Thursday, January 26, 2017
Know The Deadly Disease Malaria
According to the latest WHO estimates, released in December 2016, there were 212 million cases of malaria in 2015 and 429 000 deaths. Sub-Saharan Africa continues to carry a disproportionately high share of the global malaria burden. In 2015, the region was home to 90% of malaria cases and 92% of malaria deaths. Some 13 countries – mainly in sub-Saharan Africa – account for 76% of malaria cases and 75% deaths globally.
However between 2010 and 2015, malaria incidence among populations at risk (the rate of new cases) fell by 21% globally. In that same period, malaria mortality rates among populations at risk fell by 29% globally among all age groups, and by 35% among children under 5.
Malaria can begin with flu-like symptoms. In the early stages, infection from P. falciparum is similar to infection from P. vivax, P. malariae, and P. ovale. You may have no symptoms or symptoms that are less severe if you are partially immune to malaria.
The time from the initial malaria infection until symptoms appear (incubation period) typically ranges from:2
9 to 14 days for Plasmodium (P.) falciparum.
12 to 18 days for P. vivax and P. ovale.
18 to 40 days for P. malariae.
11 to 12 days for P. knowlesi.
Symptoms can appear in 7 days. And the time between exposure and signs of illness may sometimes be as long as 8 to 10 months with P. vivax and P. ovale.
Common symptoms of malaria:
6. Nausea and vomiting.
7. Dry (nonproductive) cough.
8. Muscle or back pain or both.
9. Enlarged spleen.
Children with severe malaria frequently develop one or more of the following symptoms:
1. severe anaemia
2. respiratory distress in relation to metabolic acidosis
3. cerebral malaria. In adults
4. multi-organ involvement is also frequent.
In malaria endemic areas, people may develop partial immunity, allowing asymptomatic infections to occur.
Who is at risk?
Some population groups are at considerably higher risk of contracting malaria, and developing severe disease, than others. These include infants, children under 5 years of age, pregnant women and patients with HIV/AIDS, as well as non-immune migrants, mobile populations and travellers.
How To diagnose?
Early diagnosis and treatment of malaria reduces disease and prevents deaths. It also contributes to reducing malaria transmission.
Doctors use thick and thin blood smears to find out whether malaria-causing parasites are in your blood.
- A blood smear is prepared from a blood sample.
- If the first blood smear does not show the presence of malaria parasites but your doctor suspects malaria, you should have a repeat test every 8 to 12 hours for 36 hours.

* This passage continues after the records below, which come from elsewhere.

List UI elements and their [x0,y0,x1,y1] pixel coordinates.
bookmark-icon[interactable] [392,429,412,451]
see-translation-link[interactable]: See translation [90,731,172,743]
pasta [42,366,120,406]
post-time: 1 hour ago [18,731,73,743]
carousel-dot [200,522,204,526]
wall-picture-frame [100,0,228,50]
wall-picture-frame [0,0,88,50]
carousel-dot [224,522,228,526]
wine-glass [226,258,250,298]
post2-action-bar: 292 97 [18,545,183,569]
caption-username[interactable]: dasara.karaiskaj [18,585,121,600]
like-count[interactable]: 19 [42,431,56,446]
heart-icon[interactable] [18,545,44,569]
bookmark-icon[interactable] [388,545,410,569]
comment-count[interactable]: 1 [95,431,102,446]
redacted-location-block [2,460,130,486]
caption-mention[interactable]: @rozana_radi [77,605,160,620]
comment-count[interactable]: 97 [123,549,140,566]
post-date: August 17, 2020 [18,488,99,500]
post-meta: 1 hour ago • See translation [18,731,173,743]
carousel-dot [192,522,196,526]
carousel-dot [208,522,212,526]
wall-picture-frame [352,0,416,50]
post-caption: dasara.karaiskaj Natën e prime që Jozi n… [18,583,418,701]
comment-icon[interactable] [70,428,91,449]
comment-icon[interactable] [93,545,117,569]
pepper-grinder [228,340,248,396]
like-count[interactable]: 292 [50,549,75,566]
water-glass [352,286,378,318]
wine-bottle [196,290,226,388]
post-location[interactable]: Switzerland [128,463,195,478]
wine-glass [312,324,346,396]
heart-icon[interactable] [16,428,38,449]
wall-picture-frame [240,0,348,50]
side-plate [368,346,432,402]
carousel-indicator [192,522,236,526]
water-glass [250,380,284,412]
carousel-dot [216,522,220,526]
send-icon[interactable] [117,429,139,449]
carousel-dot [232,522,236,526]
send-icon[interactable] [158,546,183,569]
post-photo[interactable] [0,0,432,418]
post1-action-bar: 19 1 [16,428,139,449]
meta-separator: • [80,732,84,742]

- Liver function tests, to check for liver damage.
- Complete blood count (CBC), to check for anemia or evidence of other possible infections. Anemia sometimes develops in people with malaria, because the parasites damage red blood cells.
- A blood glucose test, to measure the amount of a type of sugar, called glucose, in your blood.
The best available treatment, particularly for P. falciparum malaria, is artemisinin-based combination therapy (ACT).
The most common antimalarial drugs include:
- Chloroquine (Aralen)
- Quinine sulfate (Qualaquin)
- Hydroxychloroquine (Plaquenil)
- Combination of atovaquone and proguanil (Malarone)
The types of drugs and the length of treatment will vary, depending on:
- Which type of malaria parasite you have
- The severity of your symptoms
- Whether you're pregnant or not
Prevention Of Malaria:
(1) To prevent breeding of mosquito by application of insecticides and larvicides in their breeding places like stagnant water, bushes etc.
(2) Jungles and bushes around houses should be cleared for preventing mosquitoes to hide and reproduce
(3) The windows and doors of the household should be netted or screened to prevent entry of mosquitoes.
(4) Personal protective measures like reduction of exposure to mosquito bites especially during mosquito feeding times (from dusk to dawn) by using mosquito repellents and mosquito nets preferably impregnated with Pyrethroids, ICON etc. and covering the skin by wearing long clothing, thick socks may be effective.
(5) Individuals should avoid nocturnal outdoor activities as much as possible.
(6) Pregnant women should not travel to Malaria endemic zones especially where chloroquine-resistant Plasmodium falciparum malaria is present.
(7) Along with the above measures travellers should receive chemo-prophylaxis before, during and after exposure to the malrious areas of the world. But a single control strategy will not be helpful and individual circumstances require different or combined approach.